Tendría seis años y con otros niños desnudos jugábamos entre naranjos alrededor
de una alberca de agua verde sobrevolada de libélulas, llena de limo y con
ranas extasiadas con las patas abiertas. Uno de aquellos niños me empujó a
traición, caí dentro de la alberca y empecé a bracear para no ahogarme. No he
hecho otra cosa en esta vida. En aquel momento se estaba poniendo el sol y
recuerdo que la luz del crepúsculo era tan dulce como lo era mi inocencia.

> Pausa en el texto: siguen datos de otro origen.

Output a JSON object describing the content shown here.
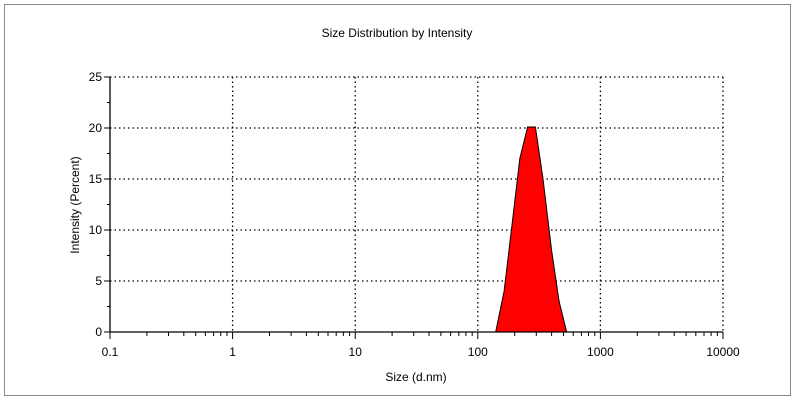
{
  "chart_data": {
    "type": "area",
    "title": "Size Distribution by Intensity",
    "xlabel": "Size (d.nm)",
    "ylabel": "Intensity (Percent)",
    "xscale": "log",
    "xlim": [
      0.1,
      10000
    ],
    "ylim": [
      0,
      25
    ],
    "x_ticks": [
      0.1,
      1,
      10,
      100,
      1000,
      10000
    ],
    "x_tick_labels": [
      "0.1",
      "1",
      "10",
      "100",
      "1000",
      "10000"
    ],
    "y_ticks": [
      0,
      5,
      10,
      15,
      20,
      25
    ],
    "y_tick_labels": [
      "0",
      "5",
      "10",
      "15",
      "20",
      "25"
    ],
    "grid": true,
    "fill_color": "#ff0000",
    "series": [
      {
        "x": [
          0.4,
          140,
          164,
          190,
          220,
          255,
          260,
          295,
          340,
          400,
          460,
          531,
          10000
        ],
        "y": [
          0,
          0,
          4.0,
          10.5,
          17.0,
          20.1,
          20.1,
          20.1,
          15.0,
          8.0,
          3.0,
          0,
          0
        ]
      }
    ]
  }
}
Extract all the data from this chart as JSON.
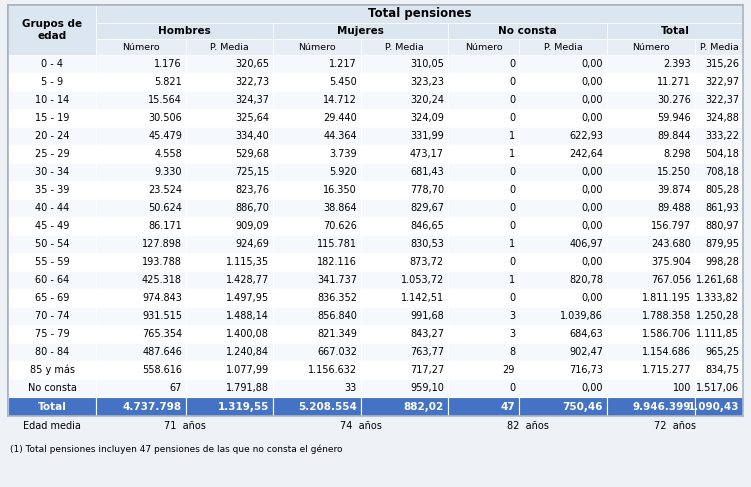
{
  "title": "Total pensiones",
  "rows": [
    [
      "0 - 4",
      "1.176",
      "320,65",
      "1.217",
      "310,05",
      "0",
      "0,00",
      "2.393",
      "315,26"
    ],
    [
      "5 - 9",
      "5.821",
      "322,73",
      "5.450",
      "323,23",
      "0",
      "0,00",
      "11.271",
      "322,97"
    ],
    [
      "10 - 14",
      "15.564",
      "324,37",
      "14.712",
      "320,24",
      "0",
      "0,00",
      "30.276",
      "322,37"
    ],
    [
      "15 - 19",
      "30.506",
      "325,64",
      "29.440",
      "324,09",
      "0",
      "0,00",
      "59.946",
      "324,88"
    ],
    [
      "20 - 24",
      "45.479",
      "334,40",
      "44.364",
      "331,99",
      "1",
      "622,93",
      "89.844",
      "333,22"
    ],
    [
      "25 - 29",
      "4.558",
      "529,68",
      "3.739",
      "473,17",
      "1",
      "242,64",
      "8.298",
      "504,18"
    ],
    [
      "30 - 34",
      "9.330",
      "725,15",
      "5.920",
      "681,43",
      "0",
      "0,00",
      "15.250",
      "708,18"
    ],
    [
      "35 - 39",
      "23.524",
      "823,76",
      "16.350",
      "778,70",
      "0",
      "0,00",
      "39.874",
      "805,28"
    ],
    [
      "40 - 44",
      "50.624",
      "886,70",
      "38.864",
      "829,67",
      "0",
      "0,00",
      "89.488",
      "861,93"
    ],
    [
      "45 - 49",
      "86.171",
      "909,09",
      "70.626",
      "846,65",
      "0",
      "0,00",
      "156.797",
      "880,97"
    ],
    [
      "50 - 54",
      "127.898",
      "924,69",
      "115.781",
      "830,53",
      "1",
      "406,97",
      "243.680",
      "879,95"
    ],
    [
      "55 - 59",
      "193.788",
      "1.115,35",
      "182.116",
      "873,72",
      "0",
      "0,00",
      "375.904",
      "998,28"
    ],
    [
      "60 - 64",
      "425.318",
      "1.428,77",
      "341.737",
      "1.053,72",
      "1",
      "820,78",
      "767.056",
      "1.261,68"
    ],
    [
      "65 - 69",
      "974.843",
      "1.497,95",
      "836.352",
      "1.142,51",
      "0",
      "0,00",
      "1.811.195",
      "1.333,82"
    ],
    [
      "70 - 74",
      "931.515",
      "1.488,14",
      "856.840",
      "991,68",
      "3",
      "1.039,86",
      "1.788.358",
      "1.250,28"
    ],
    [
      "75 - 79",
      "765.354",
      "1.400,08",
      "821.349",
      "843,27",
      "3",
      "684,63",
      "1.586.706",
      "1.111,85"
    ],
    [
      "80 - 84",
      "487.646",
      "1.240,84",
      "667.032",
      "763,77",
      "8",
      "902,47",
      "1.154.686",
      "965,25"
    ],
    [
      "85 y más",
      "558.616",
      "1.077,99",
      "1.156.632",
      "717,27",
      "29",
      "716,73",
      "1.715.277",
      "834,75"
    ],
    [
      "No consta",
      "67",
      "1.791,88",
      "33",
      "959,10",
      "0",
      "0,00",
      "100",
      "1.517,06"
    ]
  ],
  "total_row": [
    "Total",
    "4.737.798",
    "1.319,55",
    "5.208.554",
    "882,02",
    "47",
    "750,46",
    "9.946.399",
    "1.090,43"
  ],
  "edad_media": [
    "Edad media",
    "71",
    "74",
    "82",
    "72"
  ],
  "footnote": "(1) Total pensiones incluyen 47 pensiones de las que no consta el género",
  "bg_color": "#eef2f7",
  "header_bg": "#cdd9e8",
  "subheader_bg": "#dce6f1",
  "col_header_bg": "#e8eef5",
  "total_bg": "#4472c4",
  "total_text": "#ffffff",
  "row_bg_even": "#f5f8fc",
  "row_bg_odd": "#ffffff",
  "border_color": "#ffffff",
  "outer_border": "#aab4c0"
}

Ahora estaba amaneciendo y no obstante yo era un viejo. Después de pescar unas
caballas, algunos bonitos y un pez limón, de regreso a puerto viendo que el mar
estaba sumamente tendido me eché al agua con el audífono acuático pegado a los
parietales. La sinfonía de Mozart comenzó a surgir desde lo más hondo del
abismo, las corrientes expandían la música muy lejos y servían a la vez de
cajas de resonancia, de modo que todo el mar se convirtió en una apabullante
orquesta. Generalmente en el cine los amaneceres se suelen rodar durante las
puestas de sol, ya que las cámaras no distinguen la luz que nace por la mañana
de la que muere por la tarde. Si uno toma la vida como una representación puede
imaginar que esa luz del sol que recibe en la vejez es
la misma que doró su infancia. Hay que aceptarla como un regalo.